Ilustrasi: 80 tahun kemerdekaan RI dan kesetaraan hak difabel
YOGYAKARTA, EDUKATOR--Delapan puluh tahun Indonesia merdeka adalah usia yang matang untuk bangsa sebesar ini. Setiap peringatan 17 Agustus selalu menjadi momentum untuk menengok perjalanan panjang, bukan hanya tentang proklamasi yang dikumandangkan, tetapi juga tentang sejauh mana kemerdekaan itu memberi ruang setara bagi seluruh warganya. Bagi penyandang disabilitas atau difabel, refleksi ini membawa pertanyaan mendasar: sudahkah kemerdekaan benar-benar hadir untuk mereka?
Jika pada 1945 bangsa Indonesia berjuang melawan penjajah, maka difabel sejak lama berjuang melawan bentuk penjajahan lain: diskriminasi, stigma, dan pengucilan. Akses pendidikan, kesehatan, hingga pekerjaan masih jauh dari ideal. Padahal, sejak lahirnya UU No. 8/2016 tentang Penyandang Disabilitas, negara berkomitmen menjamin hak-hak difabel dalam seluruh aspek kehidupan.
Namun, realitas menunjukkan kesenjangan masih lebar. Banyak difabel yang belum terdata dalam sensus, tidak mendapatkan akses transportasi publik, atau masih ditolak bekerja hanya karena kondisi tubuh mereka. Perjuangan ini mengingatkan kita bahwa kemerdekaan bagi difabel bukan hadiah, tetapi sesuatu yang terus diperjuangkan.
Merdeka adalah setara
Kemerdekaan sejati bukan hanya terbebas dari penjajahan, melainkan hidup dengan martabat yang sama. Bagi difabel, kemerdekaan berarti:
•Bisa bersekolah tanpa hambatan—dengan guru yang memahami kebutuhan belajar inklusif.
•Bisa bekerja tanpa diskriminasi—dengan perusahaan yang membuka ruang kerja setara.
•Bisa bergerak dengan bebas—karena kota dan desa ramah kursi roda, ramah tunanetra, ramah tuli.
•Bisa berpartisipasi politik—tanpa hambatan mengakses informasi dan proses demokrasi.
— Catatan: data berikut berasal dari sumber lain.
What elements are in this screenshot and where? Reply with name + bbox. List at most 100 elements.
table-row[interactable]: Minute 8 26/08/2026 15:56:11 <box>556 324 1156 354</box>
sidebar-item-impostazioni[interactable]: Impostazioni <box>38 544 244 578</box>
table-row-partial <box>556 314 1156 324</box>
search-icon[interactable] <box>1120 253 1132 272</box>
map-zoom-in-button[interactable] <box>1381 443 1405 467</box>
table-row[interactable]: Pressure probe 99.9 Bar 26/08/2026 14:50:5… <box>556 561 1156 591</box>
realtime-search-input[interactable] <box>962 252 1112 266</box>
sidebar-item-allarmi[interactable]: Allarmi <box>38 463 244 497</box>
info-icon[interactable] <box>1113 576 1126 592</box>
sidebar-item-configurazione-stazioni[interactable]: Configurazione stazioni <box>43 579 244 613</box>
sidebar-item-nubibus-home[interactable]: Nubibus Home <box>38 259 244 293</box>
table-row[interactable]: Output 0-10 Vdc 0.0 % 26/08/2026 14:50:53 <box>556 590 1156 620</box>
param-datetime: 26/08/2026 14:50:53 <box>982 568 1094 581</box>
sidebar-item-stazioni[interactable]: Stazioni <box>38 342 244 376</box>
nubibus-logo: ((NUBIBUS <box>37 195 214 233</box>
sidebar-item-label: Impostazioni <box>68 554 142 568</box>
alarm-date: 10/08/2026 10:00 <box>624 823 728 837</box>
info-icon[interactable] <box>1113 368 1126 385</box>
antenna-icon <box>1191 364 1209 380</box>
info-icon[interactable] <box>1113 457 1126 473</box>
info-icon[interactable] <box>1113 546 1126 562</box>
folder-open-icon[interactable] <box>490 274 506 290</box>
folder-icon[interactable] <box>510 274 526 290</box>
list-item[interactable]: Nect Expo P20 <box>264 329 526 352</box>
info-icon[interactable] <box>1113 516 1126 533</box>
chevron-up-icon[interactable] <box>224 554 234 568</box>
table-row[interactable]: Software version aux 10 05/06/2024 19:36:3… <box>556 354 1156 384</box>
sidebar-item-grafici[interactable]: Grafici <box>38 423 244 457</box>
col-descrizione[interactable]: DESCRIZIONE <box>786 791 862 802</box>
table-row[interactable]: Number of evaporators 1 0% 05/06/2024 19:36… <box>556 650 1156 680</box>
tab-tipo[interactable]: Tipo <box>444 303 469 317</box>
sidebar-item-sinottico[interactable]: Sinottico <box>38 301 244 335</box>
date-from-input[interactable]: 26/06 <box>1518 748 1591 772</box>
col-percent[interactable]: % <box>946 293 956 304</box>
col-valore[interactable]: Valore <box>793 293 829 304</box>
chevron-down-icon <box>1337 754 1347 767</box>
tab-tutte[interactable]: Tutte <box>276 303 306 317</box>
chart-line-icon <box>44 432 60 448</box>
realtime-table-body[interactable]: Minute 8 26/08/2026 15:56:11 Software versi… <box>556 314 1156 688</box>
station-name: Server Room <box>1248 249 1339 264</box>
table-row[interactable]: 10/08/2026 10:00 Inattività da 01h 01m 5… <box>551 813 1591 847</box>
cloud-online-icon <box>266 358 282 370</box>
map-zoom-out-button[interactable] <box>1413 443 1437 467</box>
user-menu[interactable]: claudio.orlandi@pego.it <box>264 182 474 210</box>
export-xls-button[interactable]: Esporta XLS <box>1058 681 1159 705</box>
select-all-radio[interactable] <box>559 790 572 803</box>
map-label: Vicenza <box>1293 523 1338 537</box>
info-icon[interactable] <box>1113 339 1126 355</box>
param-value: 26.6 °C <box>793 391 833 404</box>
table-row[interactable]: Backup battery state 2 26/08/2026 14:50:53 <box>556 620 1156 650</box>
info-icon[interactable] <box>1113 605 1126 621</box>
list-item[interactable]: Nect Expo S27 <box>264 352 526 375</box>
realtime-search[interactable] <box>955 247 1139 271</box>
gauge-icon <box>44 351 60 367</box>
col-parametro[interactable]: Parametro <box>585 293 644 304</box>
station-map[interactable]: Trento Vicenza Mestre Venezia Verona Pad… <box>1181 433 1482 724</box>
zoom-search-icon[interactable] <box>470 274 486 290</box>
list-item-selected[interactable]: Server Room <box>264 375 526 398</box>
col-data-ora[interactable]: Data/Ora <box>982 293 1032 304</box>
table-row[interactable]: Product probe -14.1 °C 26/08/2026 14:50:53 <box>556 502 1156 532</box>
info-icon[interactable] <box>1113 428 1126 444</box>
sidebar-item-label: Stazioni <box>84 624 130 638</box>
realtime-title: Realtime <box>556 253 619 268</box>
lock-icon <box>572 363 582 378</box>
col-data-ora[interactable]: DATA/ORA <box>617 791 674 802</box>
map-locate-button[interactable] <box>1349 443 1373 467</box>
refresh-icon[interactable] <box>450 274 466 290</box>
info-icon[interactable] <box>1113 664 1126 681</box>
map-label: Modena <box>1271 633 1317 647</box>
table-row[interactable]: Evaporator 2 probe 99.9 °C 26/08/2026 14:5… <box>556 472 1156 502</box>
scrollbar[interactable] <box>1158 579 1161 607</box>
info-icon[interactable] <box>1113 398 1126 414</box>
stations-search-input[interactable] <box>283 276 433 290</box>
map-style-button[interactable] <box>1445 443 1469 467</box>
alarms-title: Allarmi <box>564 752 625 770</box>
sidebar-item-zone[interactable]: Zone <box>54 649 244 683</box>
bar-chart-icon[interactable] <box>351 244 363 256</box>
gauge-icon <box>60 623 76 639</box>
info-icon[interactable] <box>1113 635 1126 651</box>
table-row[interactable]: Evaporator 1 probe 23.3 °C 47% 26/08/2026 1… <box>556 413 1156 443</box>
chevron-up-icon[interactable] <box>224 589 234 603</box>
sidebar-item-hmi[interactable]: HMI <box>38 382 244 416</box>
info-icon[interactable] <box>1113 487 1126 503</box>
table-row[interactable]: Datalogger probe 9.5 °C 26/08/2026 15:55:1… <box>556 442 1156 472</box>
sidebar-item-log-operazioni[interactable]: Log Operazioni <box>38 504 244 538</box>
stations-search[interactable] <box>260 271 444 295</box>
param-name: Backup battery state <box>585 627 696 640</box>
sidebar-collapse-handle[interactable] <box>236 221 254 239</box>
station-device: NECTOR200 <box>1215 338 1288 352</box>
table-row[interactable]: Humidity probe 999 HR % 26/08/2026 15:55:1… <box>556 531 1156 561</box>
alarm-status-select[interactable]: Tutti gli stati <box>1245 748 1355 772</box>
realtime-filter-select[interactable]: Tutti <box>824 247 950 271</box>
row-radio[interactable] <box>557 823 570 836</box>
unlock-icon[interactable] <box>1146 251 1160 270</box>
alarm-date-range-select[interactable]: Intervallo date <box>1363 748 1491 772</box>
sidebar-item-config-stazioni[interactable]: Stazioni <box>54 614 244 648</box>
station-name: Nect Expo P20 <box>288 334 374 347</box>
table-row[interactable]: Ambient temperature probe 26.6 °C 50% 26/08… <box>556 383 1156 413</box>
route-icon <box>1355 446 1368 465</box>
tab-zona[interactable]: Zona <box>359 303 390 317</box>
Itulah arti kemerdekaan yang substansial, bukan sekadar perayaan seremonial.
Belum merdeka
Menurut Nuning Suryatiningsih dari OHANA Indonesia, usia 80 tahun seharusnya membuat Indonesia lebih dewasa dalam menghadapi kebutuhan seluruh warganya, termasuk difabel. Namun faktanya tidak demikian.
“Difabel belum benar-benar merdeka dalam kehidupan sehari-hari. Walau bangsa ini sudah berusia delapan puluh tahun, masyarakat luas masih banyak yang belum paham siapa itu difabel, apa dan bagaimana hak difabel, serta mengapa hak-hak tersebut mesti diperjuangkan sebagai bagian dari hak warga negara,” ujarnya, Sabtu (23/8).
Nuning menyoroti bahwa tantangan terbesarnya, ada pada kebijakan yang masih semu. Inklusi kerap disebut-sebut, tetapi implementasinya belum sungguh-sungguh dipahami.
“Inklusif yang masih semu membuat difabel tetap menghadapi hambatan dalam mengakses hak-haknya,” tambahnya.
Soal kontribusi difabel, Nuning menegaskan bahwa partisipasi bermakna hanya bisa terwujud jika difabel benar-benar dilibatkan dalam proses pengambilan keputusan.
“Sampai kini akomodasi yang layak pun, belum sepenuhnya difasilitasi. Hal ini menjadi penghalang bagi difabel untuk berkontribusi optimal,” katanya.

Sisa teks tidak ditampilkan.